The party of the working class?

Maybe the most we can hope for is that the most radical members of Trump’s administration are held at bay, prevented from doing too much damage to the federal government’s ability to carry out its democratically legislated missions.

But where does that leave the working class, who would like to see their government do things that actually improve their economic position? Since Trump won 56% of non-college-educated voters, many pundits have suggested that Republicans are now the party of the working class, possibly a crippling blow to Democrats going forward.
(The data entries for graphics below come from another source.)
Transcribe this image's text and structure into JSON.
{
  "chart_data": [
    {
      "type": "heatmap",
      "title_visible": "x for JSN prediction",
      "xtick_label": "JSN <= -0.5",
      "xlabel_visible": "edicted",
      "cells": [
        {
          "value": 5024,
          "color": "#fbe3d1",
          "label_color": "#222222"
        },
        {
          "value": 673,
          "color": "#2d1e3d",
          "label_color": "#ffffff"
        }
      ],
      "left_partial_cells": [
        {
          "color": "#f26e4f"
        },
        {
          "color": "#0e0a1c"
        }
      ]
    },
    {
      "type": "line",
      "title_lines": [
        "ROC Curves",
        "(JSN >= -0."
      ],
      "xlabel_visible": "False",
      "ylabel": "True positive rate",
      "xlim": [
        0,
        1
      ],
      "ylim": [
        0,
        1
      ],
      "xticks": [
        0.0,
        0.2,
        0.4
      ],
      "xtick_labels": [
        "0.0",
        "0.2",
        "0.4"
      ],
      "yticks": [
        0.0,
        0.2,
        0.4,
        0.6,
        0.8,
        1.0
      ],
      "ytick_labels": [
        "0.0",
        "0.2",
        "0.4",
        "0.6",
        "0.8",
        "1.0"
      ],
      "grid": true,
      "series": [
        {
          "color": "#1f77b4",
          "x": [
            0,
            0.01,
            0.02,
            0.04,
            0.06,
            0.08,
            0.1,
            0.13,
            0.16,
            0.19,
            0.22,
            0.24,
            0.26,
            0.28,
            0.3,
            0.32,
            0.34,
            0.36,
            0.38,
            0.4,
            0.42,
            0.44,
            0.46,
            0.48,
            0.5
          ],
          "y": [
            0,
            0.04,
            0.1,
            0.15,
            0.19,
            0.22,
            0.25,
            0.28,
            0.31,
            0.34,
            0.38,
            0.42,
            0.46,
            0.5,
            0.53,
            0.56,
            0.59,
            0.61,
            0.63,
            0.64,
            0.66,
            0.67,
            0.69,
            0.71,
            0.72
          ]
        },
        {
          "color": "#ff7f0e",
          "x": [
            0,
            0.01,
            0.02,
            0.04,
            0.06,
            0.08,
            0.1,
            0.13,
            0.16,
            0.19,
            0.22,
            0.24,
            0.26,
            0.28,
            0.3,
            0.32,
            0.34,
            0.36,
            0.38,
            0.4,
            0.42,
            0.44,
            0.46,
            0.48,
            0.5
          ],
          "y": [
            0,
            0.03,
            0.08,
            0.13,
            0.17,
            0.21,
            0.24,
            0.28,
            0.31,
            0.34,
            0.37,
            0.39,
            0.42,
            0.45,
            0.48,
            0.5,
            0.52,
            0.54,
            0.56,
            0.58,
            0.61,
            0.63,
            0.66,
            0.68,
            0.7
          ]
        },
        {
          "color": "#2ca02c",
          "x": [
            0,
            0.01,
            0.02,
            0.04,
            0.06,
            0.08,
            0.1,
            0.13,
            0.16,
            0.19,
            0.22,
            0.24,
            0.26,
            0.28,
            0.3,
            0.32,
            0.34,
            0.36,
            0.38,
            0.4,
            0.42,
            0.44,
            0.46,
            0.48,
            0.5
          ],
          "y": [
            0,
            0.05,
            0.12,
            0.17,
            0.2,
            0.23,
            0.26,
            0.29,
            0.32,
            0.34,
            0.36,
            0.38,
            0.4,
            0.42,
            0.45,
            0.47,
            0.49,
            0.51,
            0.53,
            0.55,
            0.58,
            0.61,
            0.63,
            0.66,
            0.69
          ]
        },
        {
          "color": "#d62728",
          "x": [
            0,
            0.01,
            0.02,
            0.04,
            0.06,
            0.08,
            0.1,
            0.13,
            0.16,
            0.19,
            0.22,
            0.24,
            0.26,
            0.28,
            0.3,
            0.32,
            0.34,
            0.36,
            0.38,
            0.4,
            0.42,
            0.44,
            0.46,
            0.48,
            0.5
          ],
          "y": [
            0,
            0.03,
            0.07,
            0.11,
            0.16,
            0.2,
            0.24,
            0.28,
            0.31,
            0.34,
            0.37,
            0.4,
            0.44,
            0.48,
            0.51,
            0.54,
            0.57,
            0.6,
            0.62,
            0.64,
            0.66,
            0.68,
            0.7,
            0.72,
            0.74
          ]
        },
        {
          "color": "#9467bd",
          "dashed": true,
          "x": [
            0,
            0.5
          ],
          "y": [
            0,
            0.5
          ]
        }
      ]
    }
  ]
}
To that, I say that Republicans need to earn that designation by delivering solid economic gains to the working class, as Democrats did from the 1930s to the 1960s. While Trump at least talked about struggling working-class families, he did not do much to address their economic concerns with relevant policy proposals. What he did very effectively was scare them with stories of exaggerated social threats like immigrant crime waves. (Immigrants do not commit more crimes; their crimes just get more publicity.) He took advantage of the fact that so many of his supporters are “low-information” voters who have trouble figuring out who’s telling the truth. Researchers have found that the less people follow the news, the more likely they are to support Trump.

Once he is back in office, President Trump will need a positive program to expand working-class opportunity, or his administration may be no more popular than Biden’s. The working class may benefit slightly from a new round of tax cuts, although most of the gains are likely to go to corporate stockholders and other wealthy Americans. But Republicans may try again to offset those tax cuts with cuts to safety-net programs on which working-class and poor families depend, such as subsidized health insurance. Trump and his health-care appointees are no fans of Medicaid or the Affordable Care Act.

I would be very happy if Republicans, despite their track record, would come up with a formula for sustainable, broad-based economic growth. If not, working-class voters will have supported them in vain, and the political center will remain up for grabs.